Ever the prankster, Boggs encouraged collectors to join his performance. Those who did received works whose market value vastly exceeded their face value, a phenomenon certainly familiar in the NFT era. Koyen sees the lineage of NFTs dating back to Boggs: “Conjured from the digital ether, NFTs saw their prices skyrocket as buyers assigned greater and greater value. I have to image that Boggs would’ve loved the NFT phenomenon.” But Boggs’s crypto credentials go further: he hoped to create his own currency, “the Bogg,” and reportedly worked on an encrypted online currency in the early 2000s. laCollection dubs him “Patron Saint of Cryptocurrency.”

J.S.G. Boggs, 5000 Dollars Green, (2001). Courtesy of the Estate of J.S.G. Boggs.

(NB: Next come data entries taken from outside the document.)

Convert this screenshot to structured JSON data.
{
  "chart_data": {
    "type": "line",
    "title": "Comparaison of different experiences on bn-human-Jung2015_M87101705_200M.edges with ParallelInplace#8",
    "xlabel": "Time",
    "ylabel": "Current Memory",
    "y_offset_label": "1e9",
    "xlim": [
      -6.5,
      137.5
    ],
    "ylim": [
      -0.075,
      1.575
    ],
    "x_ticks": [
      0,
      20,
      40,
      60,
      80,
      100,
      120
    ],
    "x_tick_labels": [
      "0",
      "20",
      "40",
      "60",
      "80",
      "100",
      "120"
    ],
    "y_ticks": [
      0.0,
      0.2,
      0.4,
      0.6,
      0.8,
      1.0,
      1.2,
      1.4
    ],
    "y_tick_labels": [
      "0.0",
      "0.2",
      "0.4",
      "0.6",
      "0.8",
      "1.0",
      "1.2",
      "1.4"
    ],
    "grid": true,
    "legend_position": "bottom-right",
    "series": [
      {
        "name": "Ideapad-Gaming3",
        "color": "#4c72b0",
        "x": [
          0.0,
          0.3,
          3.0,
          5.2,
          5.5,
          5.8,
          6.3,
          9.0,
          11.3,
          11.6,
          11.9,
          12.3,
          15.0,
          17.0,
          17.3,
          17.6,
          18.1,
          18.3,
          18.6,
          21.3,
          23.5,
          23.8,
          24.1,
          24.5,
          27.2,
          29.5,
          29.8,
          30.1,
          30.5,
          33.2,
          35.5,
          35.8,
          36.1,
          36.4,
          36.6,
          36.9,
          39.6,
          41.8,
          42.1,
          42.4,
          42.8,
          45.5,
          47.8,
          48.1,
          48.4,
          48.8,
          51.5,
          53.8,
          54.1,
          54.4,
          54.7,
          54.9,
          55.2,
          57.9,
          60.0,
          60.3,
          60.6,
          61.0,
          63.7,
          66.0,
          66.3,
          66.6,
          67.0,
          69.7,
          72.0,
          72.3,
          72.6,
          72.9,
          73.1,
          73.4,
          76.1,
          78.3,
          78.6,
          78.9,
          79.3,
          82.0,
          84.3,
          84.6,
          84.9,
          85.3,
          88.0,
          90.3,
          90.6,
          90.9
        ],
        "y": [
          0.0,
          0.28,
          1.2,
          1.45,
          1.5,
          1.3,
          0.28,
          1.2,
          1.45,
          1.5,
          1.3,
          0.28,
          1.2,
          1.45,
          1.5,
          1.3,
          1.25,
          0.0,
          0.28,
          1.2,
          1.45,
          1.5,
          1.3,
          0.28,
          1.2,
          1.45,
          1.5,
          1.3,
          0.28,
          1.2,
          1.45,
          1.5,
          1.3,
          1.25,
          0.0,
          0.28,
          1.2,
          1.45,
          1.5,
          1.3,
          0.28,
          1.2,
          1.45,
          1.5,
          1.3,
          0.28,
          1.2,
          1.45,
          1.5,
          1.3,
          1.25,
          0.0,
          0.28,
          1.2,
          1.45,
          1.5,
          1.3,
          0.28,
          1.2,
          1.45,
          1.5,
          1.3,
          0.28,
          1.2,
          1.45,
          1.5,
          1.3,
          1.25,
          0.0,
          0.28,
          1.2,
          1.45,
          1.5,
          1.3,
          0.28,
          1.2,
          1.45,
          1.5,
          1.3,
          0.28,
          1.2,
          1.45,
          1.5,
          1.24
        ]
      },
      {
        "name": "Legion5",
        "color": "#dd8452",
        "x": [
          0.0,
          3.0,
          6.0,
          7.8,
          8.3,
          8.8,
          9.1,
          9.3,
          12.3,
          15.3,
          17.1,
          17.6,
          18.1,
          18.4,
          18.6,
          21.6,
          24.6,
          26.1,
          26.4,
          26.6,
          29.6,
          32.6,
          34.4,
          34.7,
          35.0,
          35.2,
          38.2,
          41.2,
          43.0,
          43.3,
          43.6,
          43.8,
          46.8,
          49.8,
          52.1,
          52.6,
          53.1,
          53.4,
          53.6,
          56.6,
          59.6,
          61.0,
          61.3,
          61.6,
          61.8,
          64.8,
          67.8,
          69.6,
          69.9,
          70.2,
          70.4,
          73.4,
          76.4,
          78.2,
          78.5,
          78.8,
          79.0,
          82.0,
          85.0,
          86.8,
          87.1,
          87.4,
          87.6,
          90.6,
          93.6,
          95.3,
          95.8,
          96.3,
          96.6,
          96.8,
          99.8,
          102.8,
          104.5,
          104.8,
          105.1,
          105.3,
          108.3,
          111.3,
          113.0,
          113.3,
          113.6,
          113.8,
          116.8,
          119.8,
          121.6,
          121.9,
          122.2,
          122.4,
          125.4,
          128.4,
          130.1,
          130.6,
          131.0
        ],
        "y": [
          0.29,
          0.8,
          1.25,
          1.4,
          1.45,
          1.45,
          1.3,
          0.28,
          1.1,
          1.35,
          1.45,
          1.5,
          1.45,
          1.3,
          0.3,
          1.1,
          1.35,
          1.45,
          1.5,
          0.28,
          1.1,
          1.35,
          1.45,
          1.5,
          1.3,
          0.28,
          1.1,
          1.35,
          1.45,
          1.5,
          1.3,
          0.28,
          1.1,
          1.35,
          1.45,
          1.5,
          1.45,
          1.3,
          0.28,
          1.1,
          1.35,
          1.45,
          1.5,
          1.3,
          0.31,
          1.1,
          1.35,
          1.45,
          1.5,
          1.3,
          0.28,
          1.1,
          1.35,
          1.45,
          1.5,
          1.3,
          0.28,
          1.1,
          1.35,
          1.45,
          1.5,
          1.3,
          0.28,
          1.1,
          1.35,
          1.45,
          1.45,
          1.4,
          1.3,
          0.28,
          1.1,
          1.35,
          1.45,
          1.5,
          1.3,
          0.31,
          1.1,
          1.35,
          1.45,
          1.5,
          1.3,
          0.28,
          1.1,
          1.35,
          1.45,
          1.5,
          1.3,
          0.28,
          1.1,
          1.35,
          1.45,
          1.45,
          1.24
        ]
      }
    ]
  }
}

Unlike Boggs, who swapped rather than sold bills in exchange for a service and a receipt, “Money Talks” prices its NFTs, which are released in editions of 50, at €350 ($345) or around ETH 0.26. In addition to the work of art, purchasers receive a printed banknote from Boggs’s archives, an equally tangible crypto receipt, and an invitation to exclusive viewings of Boggs’s archive and Q&A sessions with the estate’s advisor.

“The format of the drop is based on the concept of Boggs’s artistic process,” laCollection co-founder Jean-Sébastien Beauchamp told Artnet News. “We wished to recreate the experience [of collecting Boggs] and the works feature all the elements of his process.”

J.S.G. Boggs, 100 Cent Francs Self Portrait, (1988). Courtesy of the Estate of J.S.G. Boggs.

As with all its other sales, laCollection has labelled this release “an exhibition” and is showcasing other crypto artists with money on their minds alongside Boggs in a broader exploration of what it calls “Art & Currency.” These educational elements serve to distinguish laCollection from transactional NFT marketplaces, such as OpenSea or Rarible, and thereby convince traditionally conservative art institutions to create NFTs. Previously, the Paris-based platform held curator-led webinars in tandem with its British Museum Hokusai drop, and offered exhibition previews and behind-the-scenes access when it partnered with the Museum of Fine Arts Boston on a collection of French Impressionist NFTs.

Boggs’s estate will use all proceeds to fund the preservation of his archives. “Boggs was a prodigious collector, but perhaps not the best archivist,” Koyen said. “We hope to use funds to make Boggs’s body of work digitally available to the public and maybe even open a physical location in the future.”